Background: STX OSV’s (SOH) core business is in building complex customised offshore vessels including platform supply vessels (PSV), anchor handling tug supply vessels (AHTS) and advanced offshore subsea construction vessels (OSCV). It is part of South Korea’s global STX Group.

Recent development: SOH’s relative outperformance vis-à-vis its offshore peers seem to be over, with the stock correcting by 22% over the past two months. Concerns abound that tightening credit could slow down its order flow. Nevertheless, STX OSV is trading at extremely low valuations of some 5.8x forward PER, based on consensus estimates, with target prices ranging from $1.60 to $2.20.

Key ratios…
Price-to-earnings: na
Price-to-NTA: 2.2x
Dividend per share / yield: S0.029 cts / 2.4%
Net cash/(debt) per share: $0.60
Net debt as % of market cap: 50%

Share price S$1.22
Issued shares (m) 1,180
Market cap (S$m) 1,392.4
Free float (%) 31.0
Recent fundraising IPO – $131.6m
Financial YE 31 December
Major shareholders STX Corp – 69.0%
YTD change +7.0%
52-wk price range na

Our view
Announces new NOK750m contract. SOH recently announced a contract win for NOK750m (about US$132m) for the construction of three advanced stern trawlers for Aker Seafoods ASA. This brings its orderbook up to an estimated NOK16b (around US$2.8b) with some NOK4.2b secured this year alone.

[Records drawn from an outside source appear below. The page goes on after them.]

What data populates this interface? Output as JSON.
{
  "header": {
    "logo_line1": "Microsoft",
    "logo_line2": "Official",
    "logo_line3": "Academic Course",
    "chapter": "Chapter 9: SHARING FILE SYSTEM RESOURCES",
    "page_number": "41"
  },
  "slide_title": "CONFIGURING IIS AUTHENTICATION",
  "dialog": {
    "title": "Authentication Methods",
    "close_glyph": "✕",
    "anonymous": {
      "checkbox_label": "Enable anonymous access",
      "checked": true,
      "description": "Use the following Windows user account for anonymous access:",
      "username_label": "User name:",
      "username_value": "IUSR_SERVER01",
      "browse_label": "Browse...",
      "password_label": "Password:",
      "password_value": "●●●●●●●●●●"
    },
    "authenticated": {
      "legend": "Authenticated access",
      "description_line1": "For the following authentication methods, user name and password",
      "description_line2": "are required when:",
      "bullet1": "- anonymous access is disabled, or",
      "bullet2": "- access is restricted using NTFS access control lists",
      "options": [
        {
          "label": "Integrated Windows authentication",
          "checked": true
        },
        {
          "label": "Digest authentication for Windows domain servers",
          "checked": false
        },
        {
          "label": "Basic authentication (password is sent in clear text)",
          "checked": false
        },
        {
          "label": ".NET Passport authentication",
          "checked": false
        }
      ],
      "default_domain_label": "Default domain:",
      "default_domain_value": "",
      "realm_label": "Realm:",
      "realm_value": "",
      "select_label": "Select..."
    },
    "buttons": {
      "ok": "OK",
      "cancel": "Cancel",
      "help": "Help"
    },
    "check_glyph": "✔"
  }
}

But key offshore orders have stagnated. However, this latest contract is for fishing vessels. STX OSV’s offshore order flows have abated since June, when it secured a NOK1.2b for two anchor handlers. This is even earlier than the cessation of new offshore orders seen at Keppel Corp and Sembcorp Marine (SMM). But it is not surprising as equipment owners get skittish about new orders in times of economic uncertainty and when oil prices are volatile.

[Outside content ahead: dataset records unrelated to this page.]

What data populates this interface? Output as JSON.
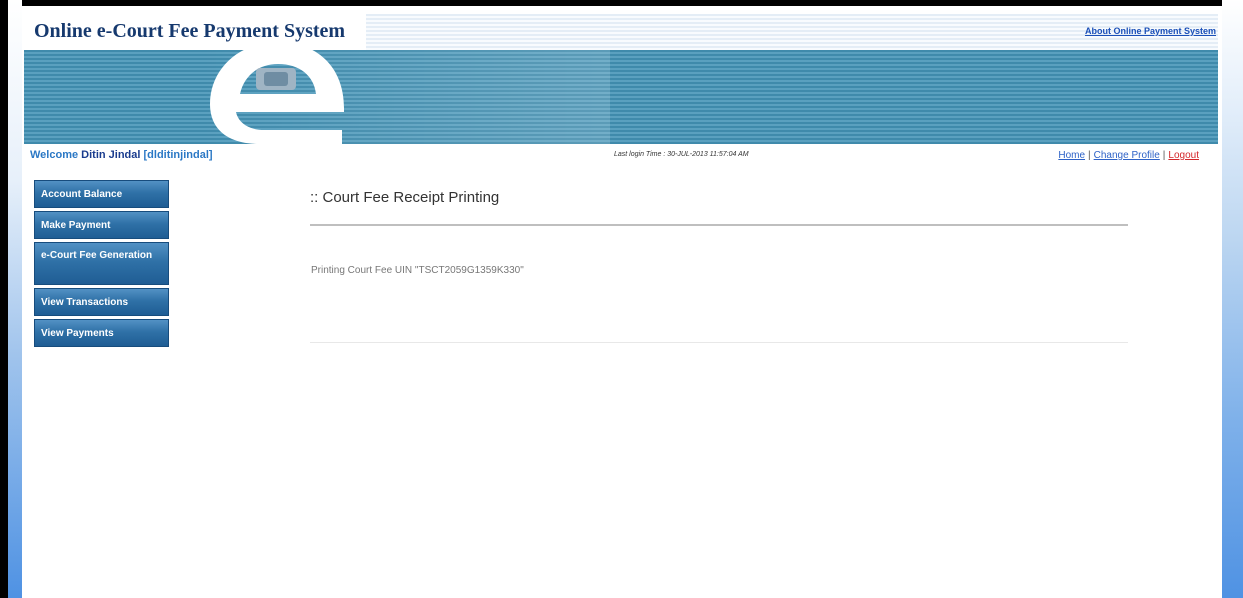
{
  "header": {
    "site_title": "Online e-Court Fee Payment System",
    "about_link": "About Online Payment System"
  },
  "user_bar": {
    "welcome_label": "Welcome",
    "user_name": "Ditin Jindal",
    "user_id": "[dlditinjindal]",
    "last_login": "Last login Time : 30-JUL-2013 11:57:04 AM",
    "links": {
      "home": "Home",
      "change_profile": "Change Profile",
      "logout": "Logout",
      "separator": "|"
    }
  },
  "sidebar": {
    "items": [
      {
        "label": "Account Balance"
      },
      {
        "label": "Make Payment"
      },
      {
        "label": "e-Court Fee Generation"
      },
      {
        "label": "View Transactions"
      },
      {
        "label": "View Payments"
      }
    ]
  },
  "main": {
    "title": ":: Court Fee Receipt Printing",
    "message": "Printing Court Fee UIN \"TSCT2059G1359K330\""
  },
  "colors": {
    "banner": "#3f8aab",
    "nav_button": "#2f71a7",
    "title_text": "#16396e",
    "logout_link": "#d4262a"
  }
}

Decent backlog to tide it through. In analysing SOH’s outstanding orderbook and therefore its ability to ride out the lull, our comparison versus other offshore yards shows its orderbook over its FY10 sales at a healthy 1.3x, which is comparable to SMM but behind Keppel’s 1.7x. On balance, we do not believe SOH’s discount to these peers is justified, but broader negative sentiment towards the sector will continue to depress its share price.